2) Well, I waded through the paper you cite. Once the obfuscation is removed, their method appears to be to accumulate the active set of permissions at the top frame, adding to that set with each tailcall as necessary. This is different than keeping each added permission in the stack at the level of its grant, and then searching down the stack for a relevant permission when needed. That having a mutable current set at the top removes permission-stack-overflow is obvious, but it is necessary to wrap the observation in a few lambdas to achieve publication 🙂
The approach is not really relevant to the Mill, because it assumes that permissions can be granted piecemeal locally, as in an access control list (ACL) threaded through the stack. Grants are piecemeal on the Mill, but are global and heap-like. No stack search is required; instead the hardware maintains a persistent table accessed through the PLB. This table does not itself change as a result of call, and so does not inhibit TCO.
However, on the Mill packages of permissions are grouped into named turfs as an implementation optimization, and a program has the rights of a single turf at any one time, in addition to any global grants it may have acquired. The current turf is local to a frame, and hardware admits changing the current turf as a consequence of call (and restoration of the prior turf on return). Because turf is a local right, it potentially interferes with TCO, and in practice the hardware (the spiller) maintains information in each spiller frame sufficient to restore the turf context of the caller. It is this data structure that would inhibit TCO across portal calls.
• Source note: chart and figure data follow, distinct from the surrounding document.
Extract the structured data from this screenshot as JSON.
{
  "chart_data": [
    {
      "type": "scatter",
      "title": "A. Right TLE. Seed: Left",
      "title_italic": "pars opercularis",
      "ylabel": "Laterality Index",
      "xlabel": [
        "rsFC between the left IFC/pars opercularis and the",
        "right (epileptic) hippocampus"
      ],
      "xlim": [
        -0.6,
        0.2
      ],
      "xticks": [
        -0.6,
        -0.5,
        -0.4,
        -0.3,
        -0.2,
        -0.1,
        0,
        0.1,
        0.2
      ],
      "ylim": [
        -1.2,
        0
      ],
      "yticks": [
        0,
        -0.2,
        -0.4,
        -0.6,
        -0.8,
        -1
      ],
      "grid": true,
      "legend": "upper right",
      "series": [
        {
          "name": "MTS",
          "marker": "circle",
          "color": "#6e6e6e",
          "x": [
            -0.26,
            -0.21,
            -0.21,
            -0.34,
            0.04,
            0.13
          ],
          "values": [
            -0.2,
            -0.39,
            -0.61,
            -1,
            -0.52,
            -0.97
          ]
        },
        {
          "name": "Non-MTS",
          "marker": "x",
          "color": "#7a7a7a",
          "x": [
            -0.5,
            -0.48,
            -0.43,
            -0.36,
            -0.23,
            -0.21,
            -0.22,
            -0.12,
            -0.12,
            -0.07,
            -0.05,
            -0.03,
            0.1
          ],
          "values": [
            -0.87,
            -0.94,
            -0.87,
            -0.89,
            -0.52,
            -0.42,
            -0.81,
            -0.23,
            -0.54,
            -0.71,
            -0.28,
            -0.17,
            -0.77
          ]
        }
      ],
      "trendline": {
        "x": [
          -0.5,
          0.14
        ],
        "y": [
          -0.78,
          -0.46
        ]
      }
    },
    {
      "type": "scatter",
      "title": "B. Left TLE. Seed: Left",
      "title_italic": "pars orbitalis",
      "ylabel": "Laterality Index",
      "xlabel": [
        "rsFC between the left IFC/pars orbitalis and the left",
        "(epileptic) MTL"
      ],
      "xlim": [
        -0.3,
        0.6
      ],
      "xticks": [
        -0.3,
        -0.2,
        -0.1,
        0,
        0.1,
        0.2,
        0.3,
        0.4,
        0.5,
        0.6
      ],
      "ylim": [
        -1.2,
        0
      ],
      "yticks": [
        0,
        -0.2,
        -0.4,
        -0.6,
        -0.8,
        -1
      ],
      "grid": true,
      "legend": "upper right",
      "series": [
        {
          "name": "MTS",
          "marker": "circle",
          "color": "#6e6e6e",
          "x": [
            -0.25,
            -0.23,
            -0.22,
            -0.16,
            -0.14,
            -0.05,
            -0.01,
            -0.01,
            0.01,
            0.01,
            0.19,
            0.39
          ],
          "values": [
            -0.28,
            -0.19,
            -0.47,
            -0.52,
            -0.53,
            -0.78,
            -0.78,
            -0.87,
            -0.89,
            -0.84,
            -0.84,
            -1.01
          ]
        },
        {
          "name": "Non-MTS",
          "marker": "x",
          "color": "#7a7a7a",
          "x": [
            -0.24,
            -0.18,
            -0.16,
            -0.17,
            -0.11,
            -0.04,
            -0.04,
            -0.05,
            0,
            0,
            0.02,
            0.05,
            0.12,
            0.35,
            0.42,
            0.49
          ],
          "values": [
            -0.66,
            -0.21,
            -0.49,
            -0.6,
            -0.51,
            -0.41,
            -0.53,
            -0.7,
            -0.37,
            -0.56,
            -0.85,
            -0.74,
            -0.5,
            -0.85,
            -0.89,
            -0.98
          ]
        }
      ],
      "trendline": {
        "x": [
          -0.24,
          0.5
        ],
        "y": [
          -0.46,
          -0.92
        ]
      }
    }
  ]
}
To admit TCO across portals, it is necessary to overwrite the current top spiller frame with new information reflecting the new execution context, without overwriting the restoration information. This is trivial to do in the abstract, but hardware is “interesting” in the concrete. For example, what happens if the spiller has the structure half-overwritten when it gets an ECC error on a memory access? These issues are non-trivial, and in software would be addressed by Read/Copy/Update methods, but hardware doesn’t do RCU very well.
So at this point the most I can say is that I think I understand the issue; we can TCO anywhere that Java and .net can; and we might be able to TCO across portals but I don’t guarantee it.
3) Belt semantics is more than belt frames. For example, nothing stops a program from starting a MULF and then doing a tail call while the operation is in flight in the multiplier. Yes, it will be thrown away, but there’s no way to reach inside the multiplier and stop the result from coming out. We don’t want that in-flight value dropping on the called function’s belt, and the frame it should be dropping to is gone, courtesy TCO.
The problem with the belt and TCO is that we don’t want to complicate the engine in a way that everyone pays for, just to provide something of theoretical interest only (TCO over portals) or lacking a significant customer base (TCO in general). I think the spiller frame-ID problem will fall out of the spiller implementation if we are careful, which will give us regular TCO. I’m less confident about portal TCO.
5a) VARARGs etc will have to be passed on the heap or copied in such a way that they don’t overwrite themselves. Either way it’s the province of the compiler, and nothing the hardware can do.